Belfast Telegraph

Monday 24 November 2014

Protest calls for arms trade treaty

Students from around the UK lie on the ground during an Amnesty International 'die-in' protest, to illustrate the impact of the poorly regulated arms trade, at Amnesty International Human Rights Action Centre in central London. PRESS ASSOCIATION Photo. Picture date: Saturday March 2, 2013. Photo credit should read: Yui Mok/PA Wire
Students from around the UK lie on the ground during an Amnesty International 'die-in' protest, to illustrate the impact of the poorly regulated arms trade, at Amnesty International Human Rights Action Centre in central London. PRESS ASSOCIATION Photo. Picture date: Saturday March 2, 2013. Photo credit should read: Yui Mok/PA Wire

Students from around the UK have gathered in London to call for an effective arms trade treaty.

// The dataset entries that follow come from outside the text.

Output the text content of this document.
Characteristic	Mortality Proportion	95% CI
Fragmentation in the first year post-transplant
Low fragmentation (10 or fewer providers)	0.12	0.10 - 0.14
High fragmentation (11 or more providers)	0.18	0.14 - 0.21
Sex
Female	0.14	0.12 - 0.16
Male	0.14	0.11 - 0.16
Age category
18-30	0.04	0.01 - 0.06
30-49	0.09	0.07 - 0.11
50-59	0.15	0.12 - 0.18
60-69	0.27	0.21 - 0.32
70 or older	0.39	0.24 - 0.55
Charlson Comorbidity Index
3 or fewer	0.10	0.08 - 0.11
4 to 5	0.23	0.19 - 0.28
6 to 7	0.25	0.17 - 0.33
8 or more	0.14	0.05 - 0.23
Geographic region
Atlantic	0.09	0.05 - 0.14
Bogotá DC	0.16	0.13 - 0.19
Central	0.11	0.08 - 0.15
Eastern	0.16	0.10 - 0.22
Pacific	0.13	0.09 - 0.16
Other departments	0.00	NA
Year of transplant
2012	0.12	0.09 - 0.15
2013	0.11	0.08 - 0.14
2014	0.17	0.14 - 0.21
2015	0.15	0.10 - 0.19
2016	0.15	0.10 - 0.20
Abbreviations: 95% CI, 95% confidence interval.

Around 100 people staged a protest in which they pretended to die, to illustrate the 1,500 deaths which Amnesty International claims are caused by weapons each day.

They urged the Government to lead the call for an effective arms trade treaty at a United Nations (UN) conference in New York on March 18.

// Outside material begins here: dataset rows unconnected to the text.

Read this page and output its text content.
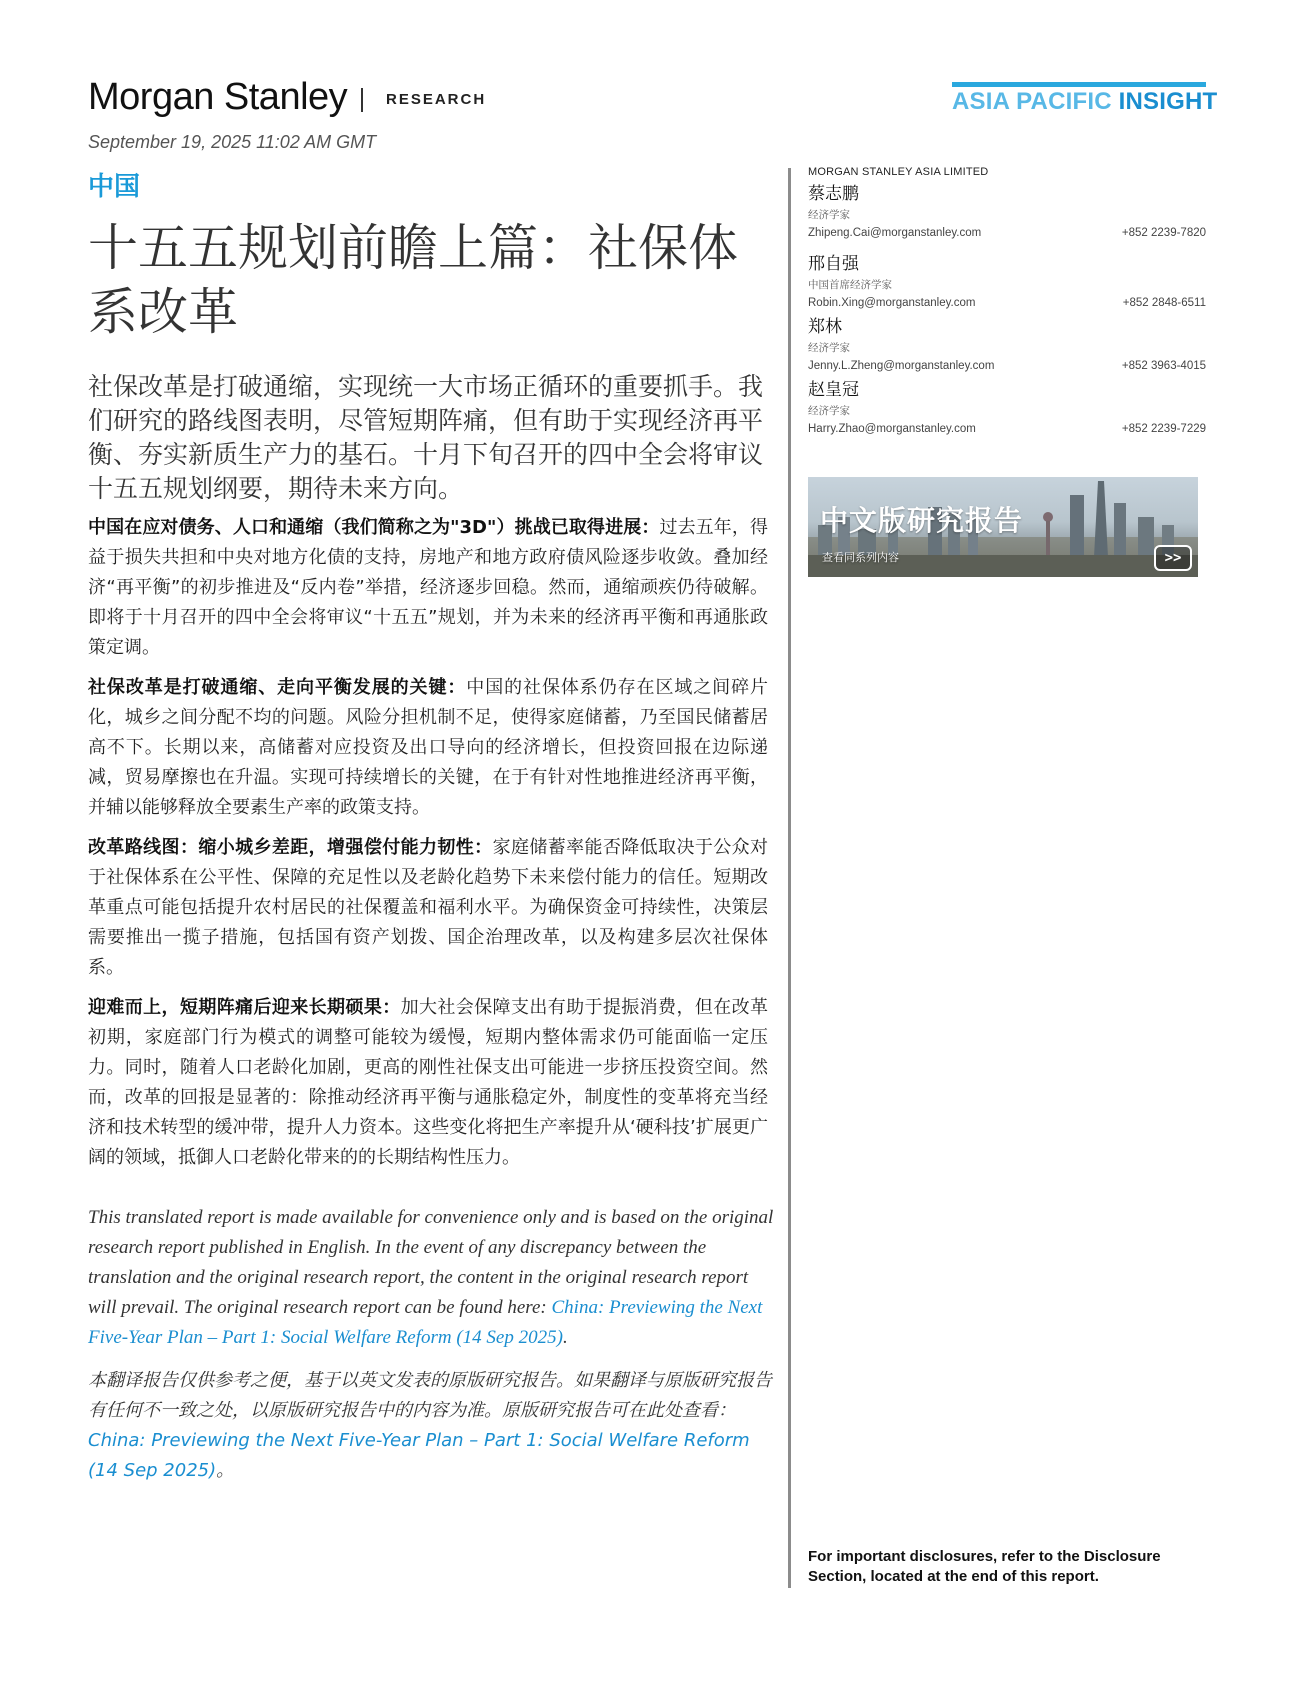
Morgan Stanley	RESEARCH	ASIA PACIFIC INSIGHT
September 19, 2025 11:02 AM GMT
中国
十五五规划前瞻上篇：社保体系改革

社保改革是打破通缩，实现统一大市场正循环的重要抓手。我们研究的路线图表明，尽管短期阵痛，但有助于实现经济再平衡、夯实新质生产力的基石。十月下旬召开的四中全会将审议十五五规划纲要，期待未来方向。

中国在应对债务、人口和通缩（我们简称之为"3D"）挑战已取得进展：过去五年，得益于损失共担和中央对地方化债的支持，房地产和地方政府债风险逐步收敛。叠加经济“再平衡”的初步推进及“反内卷”举措，经济逐步回稳。然而，通缩顽疾仍待破解。即将于十月召开的四中全会将审议“十五五”规划，并为未来的经济再平衡和再通胀政策定调。

社保改革是打破通缩、走向平衡发展的关键：中国的社保体系仍存在区域之间碎片化，城乡之间分配不均的问题。风险分担机制不足，使得家庭储蓄，乃至国民储蓄居高不下。长期以来，高储蓄对应投资及出口导向的经济增长，但投资回报在边际递减，贸易摩擦也在升温。实现可持续增长的关键，在于有针对性地推进经济再平衡，并辅以能够释放全要素生产率的政策支持。

改革路线图：缩小城乡差距，增强偿付能力韧性：家庭储蓄率能否降低取决于公众对于社保体系在公平性、保障的充足性以及老龄化趋势下未来偿付能力的信任。短期改革重点可能包括提升农村居民的社保覆盖和福利水平。为确保资金可持续性，决策层需要推出一揽子措施，包括国有资产划拨、国企治理改革，以及构建多层次社保体系。

迎难而上，短期阵痛后迎来长期硕果：加大社会保障支出有助于提振消费，但在改革初期，家庭部门行为模式的调整可能较为缓慢，短期内整体需求仍可能面临一定压力。同时，随着人口老龄化加剧，更高的刚性社保支出可能进一步挤压投资空间。然而，改革的回报是显著的：除推动经济再平衡与通胀稳定外，制度性的变革将充当经济和技术转型的缓冲带，提升人力资本。这些变化将把生产率提升从‘硬科技’扩展更广阔的领域，抵御人口老龄化带来的的长期结构性压力。

This translated report is made available for convenience only and is based on the original research report published in English. In the event of any discrepancy between the translation and the original research report, the content in the original research report will prevail. The original research report can be found here: China: Previewing the Next Five-Year Plan – Part 1: Social Welfare Reform (14 Sep 2025).

本翻译报告仅供参考之便，基于以英文发表的原版研究报告。如果翻译与原版研究报告有任何不一致之处，以原版研究报告中的内容为准。原版研究报告可在此处查看：China: Previewing the Next Five-Year Plan – Part 1: Social Welfare Reform (14 Sep 2025)。

MORGAN STANLEY ASIA LIMITED
蔡志鹏
经济学家
Zhipeng.Cai@morganstanley.com	+852 2239-7820
邢自强
中国首席经济学家
Robin.Xing@morganstanley.com	+852 2848-6511
郑林
经济学家
Jenny.L.Zheng@morganstanley.com	+852 3963-4015
赵皇冠
经济学家
Harry.Zhao@morganstanley.com	+852 2239-7229
中文版研究报告
查看同系列内容	>>
For important disclosures, refer to the Disclosure Section, located at the end of this report.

David Grimason, whose two-year-old son Alistair was shot dead by a gunman who was carrying an illegal weapon at a Turkish cafe in 2003, attended the demonstration at Amnesty International's UK headquarters in London.

He said: "The treaty will try to regulate the flow of arms - the import and export between nations - to stop weapons getting into the hands of people like the man who killed my son."

Mr Grimason, 41, from Aberdeen, added: "People are living in misery. There's torture, rape and intimidation, all with weapons that are being misused.

"If governments can tidy up the arms industry, regulate it and stop reckless transfers, then we can maybe see an end to these kind of abuses."

A previous attempt to agree a treaty failed last year, but Verity Coyle, from Amnesty International, was optimistic that an agreement can be reached.

She said: "192 governments will be gathered at the UN to have a second attempt to get this groundbreaking legislation agreed.

"They faltered in July when the US blocked the treaty. But we're hopeful now that we can go ahead, fix the loopholes and create a treaty that ultimately saves lives."